Sizce sosyal medya kullanımında yaş sınırı nasıl olmalıdır?

Sosyal medya kullanımının üyelik şartı +21 yaşla sınırlandırılmalı. Kaldı ki bu bile yetersiz. Günümüzde Z kuşağı diye tabir ettiğimiz neslin akıl yaşının 18’in altında olduğunu düşünürsek bu yaş sınırını 30’lu yaşlara kadar çıkarmak, doğru bir hareket olacaktır.

Sizce sosyal medya, bir bağımlılık çeşidi midir?

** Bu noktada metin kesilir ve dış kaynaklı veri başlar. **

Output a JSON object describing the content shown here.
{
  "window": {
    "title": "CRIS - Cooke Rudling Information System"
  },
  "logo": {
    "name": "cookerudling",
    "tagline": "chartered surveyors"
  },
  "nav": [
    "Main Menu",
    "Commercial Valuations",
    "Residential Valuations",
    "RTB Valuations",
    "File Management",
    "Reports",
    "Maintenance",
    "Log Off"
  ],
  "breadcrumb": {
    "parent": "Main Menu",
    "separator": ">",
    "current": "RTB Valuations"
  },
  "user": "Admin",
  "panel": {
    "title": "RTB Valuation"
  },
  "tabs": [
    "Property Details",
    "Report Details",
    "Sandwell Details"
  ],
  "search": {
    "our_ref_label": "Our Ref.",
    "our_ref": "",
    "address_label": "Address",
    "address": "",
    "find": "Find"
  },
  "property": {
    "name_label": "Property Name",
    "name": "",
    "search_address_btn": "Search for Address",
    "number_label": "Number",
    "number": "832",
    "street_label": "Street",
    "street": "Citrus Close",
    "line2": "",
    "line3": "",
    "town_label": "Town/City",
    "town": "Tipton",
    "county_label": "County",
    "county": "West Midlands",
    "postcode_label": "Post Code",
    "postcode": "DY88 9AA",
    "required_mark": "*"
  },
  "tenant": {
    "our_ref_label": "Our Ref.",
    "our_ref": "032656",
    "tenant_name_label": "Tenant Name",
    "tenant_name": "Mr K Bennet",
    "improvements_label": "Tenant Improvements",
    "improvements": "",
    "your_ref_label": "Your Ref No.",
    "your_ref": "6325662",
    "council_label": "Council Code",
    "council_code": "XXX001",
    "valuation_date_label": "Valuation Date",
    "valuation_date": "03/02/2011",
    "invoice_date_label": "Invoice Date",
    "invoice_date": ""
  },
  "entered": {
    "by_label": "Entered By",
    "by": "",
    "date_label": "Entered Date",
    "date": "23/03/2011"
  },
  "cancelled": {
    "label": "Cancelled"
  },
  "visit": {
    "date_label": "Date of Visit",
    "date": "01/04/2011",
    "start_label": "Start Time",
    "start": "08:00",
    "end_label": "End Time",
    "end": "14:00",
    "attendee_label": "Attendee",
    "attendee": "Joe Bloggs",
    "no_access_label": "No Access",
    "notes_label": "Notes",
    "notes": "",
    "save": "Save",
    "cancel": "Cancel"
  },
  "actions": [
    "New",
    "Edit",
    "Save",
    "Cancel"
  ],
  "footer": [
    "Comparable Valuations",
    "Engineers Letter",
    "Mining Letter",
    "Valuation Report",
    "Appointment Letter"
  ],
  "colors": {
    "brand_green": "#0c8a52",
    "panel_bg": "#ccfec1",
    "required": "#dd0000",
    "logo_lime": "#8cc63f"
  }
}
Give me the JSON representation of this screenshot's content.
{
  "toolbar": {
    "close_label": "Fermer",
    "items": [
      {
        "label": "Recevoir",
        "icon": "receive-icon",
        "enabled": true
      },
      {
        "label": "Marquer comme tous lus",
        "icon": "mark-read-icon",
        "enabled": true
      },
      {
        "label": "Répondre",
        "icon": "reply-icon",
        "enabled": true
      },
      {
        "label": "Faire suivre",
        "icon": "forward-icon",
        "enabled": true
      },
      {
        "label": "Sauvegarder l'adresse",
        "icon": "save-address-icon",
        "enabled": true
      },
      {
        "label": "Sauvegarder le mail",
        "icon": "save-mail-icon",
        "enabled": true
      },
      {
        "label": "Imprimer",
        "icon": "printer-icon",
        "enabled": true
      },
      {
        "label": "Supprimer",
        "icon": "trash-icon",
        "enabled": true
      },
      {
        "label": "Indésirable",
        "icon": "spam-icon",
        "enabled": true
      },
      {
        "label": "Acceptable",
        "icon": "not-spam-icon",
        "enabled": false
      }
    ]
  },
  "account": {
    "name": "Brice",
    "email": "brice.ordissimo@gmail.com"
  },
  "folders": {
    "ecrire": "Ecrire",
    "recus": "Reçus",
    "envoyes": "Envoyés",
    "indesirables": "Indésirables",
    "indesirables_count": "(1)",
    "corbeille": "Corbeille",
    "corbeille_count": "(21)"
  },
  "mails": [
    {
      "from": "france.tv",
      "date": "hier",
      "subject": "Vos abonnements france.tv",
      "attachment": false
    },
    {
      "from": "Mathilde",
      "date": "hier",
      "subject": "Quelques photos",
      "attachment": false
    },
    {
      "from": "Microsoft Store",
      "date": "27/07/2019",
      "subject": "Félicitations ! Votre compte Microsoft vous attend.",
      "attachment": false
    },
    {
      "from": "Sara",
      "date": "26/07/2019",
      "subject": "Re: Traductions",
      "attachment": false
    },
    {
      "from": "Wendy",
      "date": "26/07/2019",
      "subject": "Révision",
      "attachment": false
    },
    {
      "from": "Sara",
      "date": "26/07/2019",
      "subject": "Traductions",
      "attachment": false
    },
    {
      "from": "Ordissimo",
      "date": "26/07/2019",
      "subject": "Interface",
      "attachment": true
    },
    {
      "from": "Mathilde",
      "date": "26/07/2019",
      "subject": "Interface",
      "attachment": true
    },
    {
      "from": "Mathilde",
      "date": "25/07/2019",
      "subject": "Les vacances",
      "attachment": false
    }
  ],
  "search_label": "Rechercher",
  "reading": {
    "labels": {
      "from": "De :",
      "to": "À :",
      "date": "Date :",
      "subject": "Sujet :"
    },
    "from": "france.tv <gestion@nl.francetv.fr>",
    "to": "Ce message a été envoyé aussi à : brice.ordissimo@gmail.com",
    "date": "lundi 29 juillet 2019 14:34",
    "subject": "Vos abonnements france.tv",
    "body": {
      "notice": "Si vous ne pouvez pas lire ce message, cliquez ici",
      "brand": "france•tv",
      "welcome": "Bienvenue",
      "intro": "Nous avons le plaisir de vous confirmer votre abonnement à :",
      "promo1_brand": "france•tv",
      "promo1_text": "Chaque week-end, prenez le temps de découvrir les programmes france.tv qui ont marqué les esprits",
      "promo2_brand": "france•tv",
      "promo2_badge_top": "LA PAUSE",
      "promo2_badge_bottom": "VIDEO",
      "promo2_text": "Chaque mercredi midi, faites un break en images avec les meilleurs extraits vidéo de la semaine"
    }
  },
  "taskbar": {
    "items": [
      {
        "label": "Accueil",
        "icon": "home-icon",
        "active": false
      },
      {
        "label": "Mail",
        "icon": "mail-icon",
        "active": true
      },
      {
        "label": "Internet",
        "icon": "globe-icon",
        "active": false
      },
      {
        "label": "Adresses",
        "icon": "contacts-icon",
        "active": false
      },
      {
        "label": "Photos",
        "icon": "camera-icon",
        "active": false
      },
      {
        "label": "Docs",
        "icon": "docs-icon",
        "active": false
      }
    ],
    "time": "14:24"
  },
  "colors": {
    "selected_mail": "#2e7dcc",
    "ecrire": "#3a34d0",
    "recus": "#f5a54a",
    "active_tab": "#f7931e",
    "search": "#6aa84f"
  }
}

Çeşni midir bilmem; ama kesinlikle uyuşturucu çeşnilerinin bir değil, birden fazla türü olduğu tartışılmaz bir gerçektir. İnsanların uyuşturucu kullandıkları maddenin oranına karşın sosyal medyada geçirdikleri zamana bakarsak bu dijital uyuşturucunun insanlardan çaldığı, kimyasal olanlardan çok daha fazla olduğu apaçık gerçek ve kuşkusuz bu, derin bir yaradır.

Ünlülerin sosyal medya kullanımlarına ve sosyal medyadaki takipçi sayılarına dair neler söylersiniz?

Ünlülerin sosyal medya profillerini incelemek için internete girdiğimde hepsinin ortak bir özelliğe sahip olduğunu keşfettim. Takipçi kitlelerinin yaptıkları icraat ve becerileri için takip etmediklerini fark ettim. Her birinin takipçi kitlesinin aslında seviyesizliğin fazlalığına göre çoğaldığını, seviyenin fazla olduğu yerlerde ise takipçilerin azaldığını gözlemledim. Yani demem o ki; ün dedikleri bu unvan gücünü kaliteden değil, kalitesiz olandan alır. Gerçekte burada ünlüleri eleştirmek yerine herhangi bir ünü olmayan vatandaşları kınamak gerek.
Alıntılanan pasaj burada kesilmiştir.